Why? Because it was the first “art” I remember offering to the world. It was the first time I shared my story and the first time I saw the power of offering my heart and creativity to other people. Pretty soon I bought my first glue gun and was making fabric covered journals and photo albums and spending HOURS getting it all just right. Then I learned to cross stitch. Then I learned to sew. And pretty soon, I saw what a gift it is to use your own hands and your own ideas to love your people. So when I make soup? That’s my personal gift of art. When I redecorate my bedroom or write an essay or take a beautiful picture? I’m offering a personal gift, an act that I hope changes in some small way, the one who receives it. Here’s why I think you should offer your art, your work to the world.
It Sustains You
The things that I do that are creative—cooking, writing, knitting, sewing, gardening, decorating, etc—those things are sustaining. They give back as much as they require. They feed my soul and force me to be present in the moment. When I do things with my hands, it grounds me in the world and takes me out of my own head. There is nothing so comforting to me as to use the work of my hands to make something beautiful, meaningful. It’s a good antidote to the modern life of gadgets, constant communication, and running to and fro. I crave down time so I can use my hands to make something.
It Sustains Your People
So much of our art and work nourishes other people. We make food, we paint pictures, we write words, we grow vegetables, we make things pretty—we use the work of our hands to care for others, to inspire them, to love them. It’s the kind of thing money can’t buy. It’s the kind of personal gift that no one else can give to them in quite the same way and you do.

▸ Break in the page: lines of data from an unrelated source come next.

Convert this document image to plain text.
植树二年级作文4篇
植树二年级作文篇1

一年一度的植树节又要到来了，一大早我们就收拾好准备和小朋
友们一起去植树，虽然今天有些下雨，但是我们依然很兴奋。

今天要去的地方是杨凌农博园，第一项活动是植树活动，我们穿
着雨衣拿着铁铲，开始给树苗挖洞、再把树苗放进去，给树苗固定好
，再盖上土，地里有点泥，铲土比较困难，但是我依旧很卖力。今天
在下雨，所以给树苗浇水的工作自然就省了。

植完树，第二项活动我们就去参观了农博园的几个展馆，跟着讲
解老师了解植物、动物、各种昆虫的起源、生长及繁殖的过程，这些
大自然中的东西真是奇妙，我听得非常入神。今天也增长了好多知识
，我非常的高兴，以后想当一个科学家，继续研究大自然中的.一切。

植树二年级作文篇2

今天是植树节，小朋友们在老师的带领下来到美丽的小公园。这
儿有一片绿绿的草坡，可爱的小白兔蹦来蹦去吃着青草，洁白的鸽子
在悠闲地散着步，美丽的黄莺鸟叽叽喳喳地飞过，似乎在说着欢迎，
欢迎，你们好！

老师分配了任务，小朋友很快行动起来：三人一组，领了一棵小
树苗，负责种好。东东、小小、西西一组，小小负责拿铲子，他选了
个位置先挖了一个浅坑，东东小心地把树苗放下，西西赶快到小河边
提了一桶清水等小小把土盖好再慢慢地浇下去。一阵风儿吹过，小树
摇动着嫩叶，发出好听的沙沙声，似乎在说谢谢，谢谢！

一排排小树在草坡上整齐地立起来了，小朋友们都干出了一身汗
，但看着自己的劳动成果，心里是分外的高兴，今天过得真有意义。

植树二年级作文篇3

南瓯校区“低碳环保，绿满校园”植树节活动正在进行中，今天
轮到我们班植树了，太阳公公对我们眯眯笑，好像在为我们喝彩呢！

It Inspires Others to Do the Same
This is my favorite thing about blogging world. I’m so motivated, encouraged, and inspired by so many amazing women who are offering their gifts to us everyday—teaching us to cook, clean, organize, paint, write, save money, decorate, and a million other things. I’m so thankful for this space, for the people who are brave enough to do good work and share it. It make me want to do the same.